Event Date & Time
Thursday, March 17, 2022
1:00 p.m. – 1:30 p.m.
Price
Included with general admission or membership
The Program
ST. PATRICK’S DAY
Marking My Country’s National Day
Irish National Anthem
(A Soldier’s Song, 1909)
Pádraig O hAonaigh
The Star-Spangled Banner
John S. Smith (1750-1836)
When Irish Eyes Are Smiling (1912)
Ernest R. Ball (1878-1927)
The Bard of Armagh
Ernest R. Ball (The Streets of Laredo)
Irish Traditional
Inspired By Nature
Down by the Salley Gardens
Irish Traditional
“Down by the Salley Gardens My love and I did meet;
She passed the Salley Gardens With little snow-white feet.”
The Foggy Dew
Irish Traditional
To Conclude
Isle of Innisfree (The Quiet Man)
Richard Farrelly (1916-1990)
An Chúilfhionn (The Blonde Beauty)
Irish Traditional
All arrangements are by the performer
About the Preformer
Of Flemish-Irish parents, Adrian Patrick Gebruers holds the unique distinction of being the first Irish carillonneur in the long history of the instrument.
A graduate of the National University of Ireland, he also studied at the Municipal School of Music in Cork (Ireland) and at the Universities of Salamanca and Navarra in Spain. He received his initial carillon tuition from his late father (Staf Gebruers) and subsequently studied under Jef Rottiers, Piet van den Broek and Eddy Mariën at the Royal Carillon School in Mechelen (Belgium).

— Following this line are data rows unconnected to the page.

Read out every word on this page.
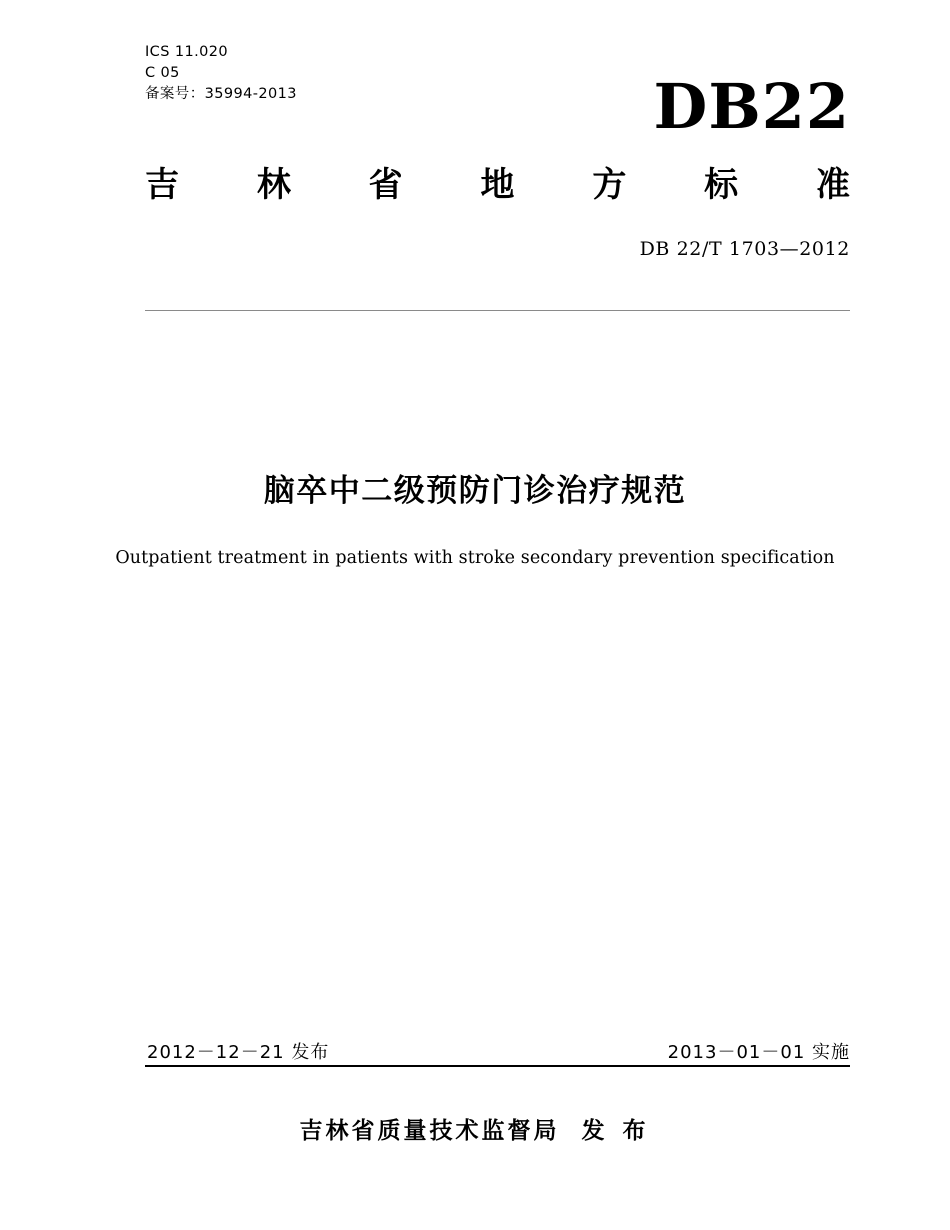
ICS 11.020
C 05
备案号：35994-2013	DB22
吉 林 省 地 方 标 准
DB 22/T 1703—2012
脑卒中二级预防门诊治疗规范
Outpatient treatment in patients with stroke secondary prevention specification
2012－12－21 发布	2013－01－01 实施
吉林省质量技术监督局 发 布
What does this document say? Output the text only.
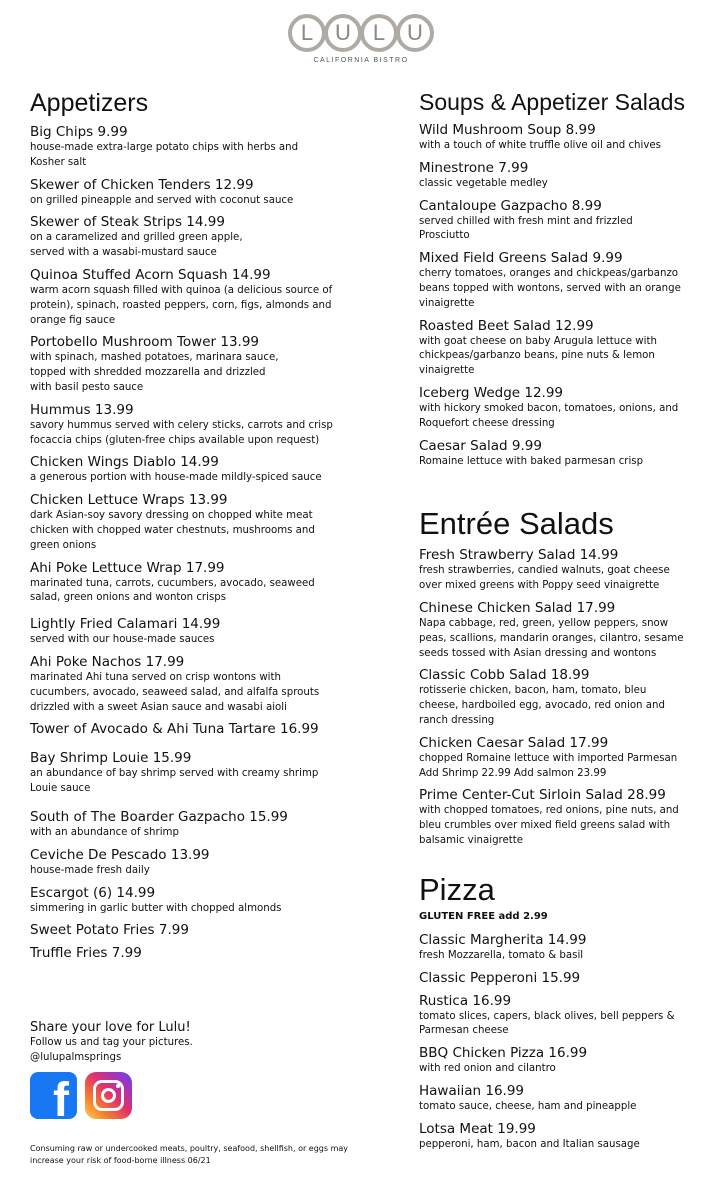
L U L U
CALIFORNIA BISTRO
Appetizers
Big Chips 9.99
house-made extra-large potato chips with herbs and
Kosher salt
Skewer of Chicken Tenders 12.99
on grilled pineapple and served with coconut sauce
Skewer of Steak Strips 14.99
on a caramelized and grilled green apple,
served with a wasabi-mustard sauce
Quinoa Stuffed Acorn Squash 14.99
warm acorn squash filled with quinoa (a delicious source of
protein), spinach, roasted peppers, corn, figs, almonds and
orange fig sauce
Portobello Mushroom Tower 13.99
with spinach, mashed potatoes, marinara sauce,
topped with shredded mozzarella and drizzled
with basil pesto sauce
Hummus 13.99
savory hummus served with celery sticks, carrots and crisp
focaccia chips (gluten-free chips available upon request)
Chicken Wings Diablo 14.99
a generous portion with house-made mildly-spiced sauce
Chicken Lettuce Wraps 13.99
dark Asian-soy savory dressing on chopped white meat
chicken with chopped water chestnuts, mushrooms and
green onions
Ahi Poke Lettuce Wrap 17.99
marinated tuna, carrots, cucumbers, avocado, seaweed
salad, green onions and wonton crisps
Lightly Fried Calamari 14.99
served with our house-made sauces
Ahi Poke Nachos 17.99
marinated Ahi tuna served on crisp wontons with
cucumbers, avocado, seaweed salad, and alfalfa sprouts
drizzled with a sweet Asian sauce and wasabi aioli
Tower of Avocado & Ahi Tuna Tartare 16.99
Bay Shrimp Louie 15.99
an abundance of bay shrimp served with creamy shrimp
Louie sauce
South of The Boarder Gazpacho 15.99
with an abundance of shrimp
Ceviche De Pescado 13.99
house-made fresh daily
Escargot (6) 14.99
simmering in garlic butter with chopped almonds
Sweet Potato Fries 7.99
Truffle Fries 7.99
Soups & Appetizer Salads
Wild Mushroom Soup 8.99
with a touch of white truffle olive oil and chives
Minestrone 7.99
classic vegetable medley
Cantaloupe Gazpacho 8.99
served chilled with fresh mint and frizzled
Prosciutto
Mixed Field Greens Salad 9.99
cherry tomatoes, oranges and chickpeas/garbanzo
beans topped with wontons, served with an orange
vinaigrette
Roasted Beet Salad 12.99
with goat cheese on baby Arugula lettuce with
chickpeas/garbanzo beans, pine nuts & lemon
vinaigrette
Iceberg Wedge 12.99
with hickory smoked bacon, tomatoes, onions, and
Roquefort cheese dressing
Caesar Salad 9.99
Romaine lettuce with baked parmesan crisp
Entrée Salads
Fresh Strawberry Salad 14.99
fresh strawberries, candied walnuts, goat cheese
over mixed greens with Poppy seed vinaigrette
Chinese Chicken Salad 17.99
Napa cabbage, red, green, yellow peppers, snow
peas, scallions, mandarin oranges, cilantro, sesame
seeds tossed with Asian dressing and wontons
Classic Cobb Salad 18.99
rotisserie chicken, bacon, ham, tomato, bleu
cheese, hardboiled egg, avocado, red onion and
ranch dressing
Chicken Caesar Salad 17.99
chopped Romaine lettuce with imported Parmesan
Add Shrimp 22.99 Add salmon 23.99
Prime Center-Cut Sirloin Salad 28.99
with chopped tomatoes, red onions, pine nuts, and
bleu crumbles over mixed field greens salad with
balsamic vinaigrette
Pizza
GLUTEN FREE add 2.99
Classic Margherita 14.99
fresh Mozzarella, tomato & basil
Classic Pepperoni 15.99
Rustica 16.99
tomato slices, capers, black olives, bell peppers &
Parmesan cheese
BBQ Chicken Pizza 16.99
with red onion and cilantro
Hawaiian 16.99
tomato sauce, cheese, ham and pineapple
Lotsa Meat 19.99
pepperoni, ham, bacon and Italian sausage
Share your love for Lulu!
Follow us and tag your pictures.
@lulupalmsprings
f
Consuming raw or undercooked meats, poultry, seafood, shellfish, or eggs may
increase your risk of food-borne illness 06/21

In 2021 he celebrates his fifty-first year as Carillonneur of St Colman’s Cathedral in Cobh, a picturesque harbour town on Ireland’s southern coast; in the summer of 2002 Cobh, and University College Cork, was the location for the 13th Congress of the World Carillon Federation and in the summer of 2003 of the IX Eurocarillon Festival. In 2019 at a ceremony in Dublin, the Minister for Arts formally designated Carillon Playing in Cobh part of the Intangible Cultural Heritage of Ireland.
A frequent guest recitalist throughout Europe, Russia, North America, Australia, New Zealand, South Africa and Japan, as well as on radio, television and recordings, Gebruers has been the recipient of several Travel Awards and a research grant from the Irish Arts Council and Department of Foreign Affairs, as well as a Tyrone Guthrie Centre – Cork County Council Regional Bursary and commissions from the Contemporary Music Centre Ireland and Alfred University (New York).
A former Assistant Principal of Colaiste Muire in Cobh, he is lecturer in carillon studies at the Music Department of University College Cork. A founding Vice-President of Eurocarillon, he was Honorary President of the British Carillon Society from 1997 to 2000 and again from 2001 to 2006. In 1998 he took on the highest executive position in the carillon world on being elected President of the World Carillon Federation and in 2002 was unanimously re-elected for a further four-year term.
In 2005 he received from Pope John Paul II the very special honour of being made a Papal Knight of the Order of St Gregory the Great (KSG) with title Chevalier for services to the Church.
He has become increasingly interested in composing and adapting music of the Irish traditional idiom for the carillon, an instrument that he believes is particularly suited to this genre.
He is married to physiologist Dr Elizabeth Gebruers and they have two sons, two daughters and nine grandchildren.